Darauf läuft Deine Argumentation hinaus.
Die Frauen spielen sozusagen den User. Der Dialer ist der Sittenstrolch.
Mit dem Argument "selber Schuld", gibst du nicht nur dem User die Schuld, sondern nimmst sie (logischerweise) gleichzeitig dem dialeranbieter ab.

Das ist für mich nicht akzeptabel.

Wenn Du sagst, man brauch die Dinge halt einfach nicht anclicken.
Und eine nette junge Dame sagt, "besuche mich doch in meinem privaten Chat". Manche Sites sagen nicht mal was über Sex, sehen eher wie normale Kontaktanzeigen aus. Um Himmels Willen! Dann muß ich das doch machen können, ohne dass einem Kosten entstehen, wenn man nicht in ordentlicher Form darauf hingewiesen wird.

Oder siehst Du das anders?

Wenn ich ein Bild von einer nackten Frau angucken will, warum nicht.
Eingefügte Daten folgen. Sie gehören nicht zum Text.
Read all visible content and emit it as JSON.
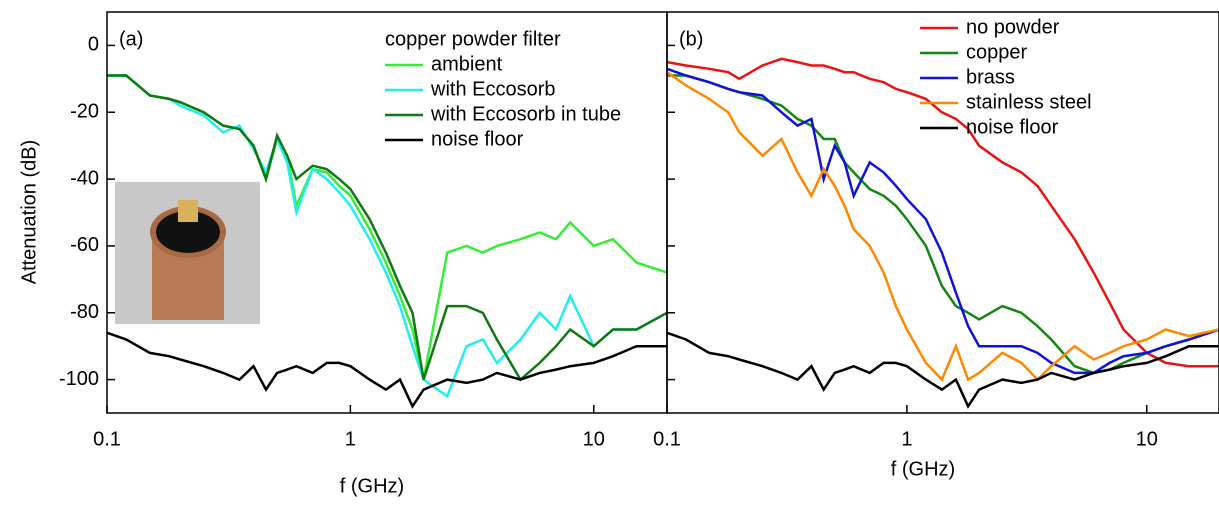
{
  "chart_data": [
    {
      "type": "line",
      "annotation": "(a)",
      "y_label": "Attenuation (dB)",
      "x_label": "f (GHz)",
      "legend_title": "copper powder filter",
      "log_x": true,
      "xlim": [
        0.1,
        20
      ],
      "xticks": [
        0.1,
        1,
        10
      ],
      "ylim": [
        -110,
        10
      ],
      "yticks": [
        -100,
        -80,
        -60,
        -40,
        -20,
        0
      ],
      "x": [
        0.1,
        0.12,
        0.15,
        0.18,
        0.2,
        0.25,
        0.3,
        0.35,
        0.4,
        0.45,
        0.5,
        0.55,
        0.6,
        0.7,
        0.8,
        0.9,
        1,
        1.2,
        1.4,
        1.6,
        1.8,
        2,
        2.5,
        3,
        3.5,
        4,
        5,
        6,
        7,
        8,
        10,
        12,
        15,
        20
      ],
      "series": [
        {
          "name": "ambient",
          "color": "#33ee33",
          "values": [
            -9,
            -9,
            -15,
            -16,
            -17,
            -20,
            -24,
            -25,
            -30,
            -40,
            -28,
            -33,
            -48,
            -37,
            -38,
            -42,
            -45,
            -55,
            -65,
            -75,
            -85,
            -100,
            -62,
            -60,
            -62,
            -60,
            -58,
            -56,
            -58,
            -53,
            -60,
            -58,
            -65,
            -68
          ]
        },
        {
          "name": "with Eccosorb",
          "color": "#22eeee",
          "values": [
            -9,
            -9,
            -15,
            -16,
            -18,
            -21,
            -26,
            -24,
            -31,
            -38,
            -28,
            -35,
            -50,
            -37,
            -40,
            -44,
            -48,
            -58,
            -68,
            -78,
            -90,
            -100,
            -105,
            -90,
            -88,
            -95,
            -88,
            -80,
            -85,
            -75,
            -90,
            -85,
            -85,
            -80
          ]
        },
        {
          "name": "with Eccosorb in tube",
          "color": "#117711",
          "values": [
            -9,
            -9,
            -15,
            -16,
            -17,
            -20,
            -24,
            -25,
            -30,
            -40,
            -27,
            -33,
            -40,
            -36,
            -37,
            -40,
            -43,
            -52,
            -62,
            -72,
            -80,
            -100,
            -78,
            -78,
            -80,
            -88,
            -100,
            -95,
            -90,
            -85,
            -90,
            -85,
            -85,
            -80
          ]
        },
        {
          "name": "noise floor",
          "color": "#000000",
          "values": [
            -86,
            -88,
            -92,
            -93,
            -94,
            -96,
            -98,
            -100,
            -96,
            -103,
            -98,
            -97,
            -96,
            -98,
            -95,
            -95,
            -96,
            -100,
            -103,
            -100,
            -108,
            -103,
            -100,
            -101,
            -100,
            -98,
            -100,
            -98,
            -97,
            -96,
            -95,
            -93,
            -90,
            -90
          ]
        }
      ]
    },
    {
      "type": "line",
      "annotation": "(b)",
      "x_label": "f (GHz)",
      "log_x": true,
      "xlim": [
        0.1,
        20
      ],
      "xticks": [
        0.1,
        1,
        10
      ],
      "ylim": [
        -110,
        10
      ],
      "yticks": [
        -100,
        -80,
        -60,
        -40,
        -20,
        0
      ],
      "x": [
        0.1,
        0.12,
        0.15,
        0.18,
        0.2,
        0.25,
        0.3,
        0.35,
        0.4,
        0.45,
        0.5,
        0.55,
        0.6,
        0.7,
        0.8,
        0.9,
        1,
        1.2,
        1.4,
        1.6,
        1.8,
        2,
        2.5,
        3,
        3.5,
        4,
        5,
        6,
        7,
        8,
        10,
        12,
        15,
        20
      ],
      "series": [
        {
          "name": "no powder",
          "color": "#ee1111",
          "values": [
            -5,
            -6,
            -7,
            -8,
            -10,
            -6,
            -4,
            -5,
            -6,
            -6,
            -7,
            -8,
            -8,
            -10,
            -11,
            -13,
            -14,
            -16,
            -20,
            -22,
            -25,
            -30,
            -35,
            -38,
            -42,
            -48,
            -58,
            -68,
            -77,
            -85,
            -92,
            -95,
            -96,
            -96
          ]
        },
        {
          "name": "copper",
          "color": "#118811",
          "values": [
            -9,
            -9,
            -11,
            -13,
            -14,
            -16,
            -18,
            -22,
            -24,
            -28,
            -28,
            -35,
            -38,
            -43,
            -45,
            -48,
            -52,
            -60,
            -72,
            -78,
            -80,
            -82,
            -78,
            -80,
            -84,
            -88,
            -96,
            -98,
            -97,
            -95,
            -92,
            -90,
            -88,
            -85
          ]
        },
        {
          "name": "brass",
          "color": "#1111dd",
          "values": [
            -7,
            -9,
            -11,
            -13,
            -14,
            -15,
            -20,
            -24,
            -22,
            -40,
            -30,
            -35,
            -45,
            -35,
            -38,
            -42,
            -46,
            -52,
            -62,
            -74,
            -84,
            -90,
            -90,
            -90,
            -92,
            -95,
            -98,
            -98,
            -95,
            -93,
            -92,
            -90,
            -88,
            -85
          ]
        },
        {
          "name": "stainless steel",
          "color": "#ff8800",
          "values": [
            -8,
            -12,
            -16,
            -20,
            -26,
            -33,
            -28,
            -38,
            -45,
            -37,
            -42,
            -48,
            -55,
            -60,
            -68,
            -78,
            -85,
            -95,
            -100,
            -90,
            -100,
            -98,
            -92,
            -95,
            -100,
            -96,
            -90,
            -94,
            -92,
            -90,
            -88,
            -85,
            -87,
            -85
          ]
        },
        {
          "name": "noise floor",
          "color": "#000000",
          "values": [
            -86,
            -88,
            -92,
            -93,
            -94,
            -96,
            -98,
            -100,
            -96,
            -103,
            -98,
            -97,
            -96,
            -98,
            -95,
            -95,
            -96,
            -100,
            -103,
            -100,
            -108,
            -103,
            -100,
            -101,
            -100,
            -98,
            -100,
            -98,
            -97,
            -96,
            -95,
            -93,
            -90,
            -90
          ]
        }
      ]
    }
  ]
}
Aber kosten solls halt nur was wenn auch Kosten drauf steht, und zwar in ordentlicher Form.
Ist doch nicht zu viel verlangt.
Dem kleinen Einzelhändler brummt man auch so Schwachsinn auf, dass er nicht nur Angeben muß 250 g Butter kosten 1,- Euro. Nein er muß auch noch den Kilopreis angeben. Scheinbar hält der Gesetzgeber alle Leute, die Butter einkaufen für Idioten.
Aber im Internet, da darf mit allen technischen Mitteln gearbeitet werden.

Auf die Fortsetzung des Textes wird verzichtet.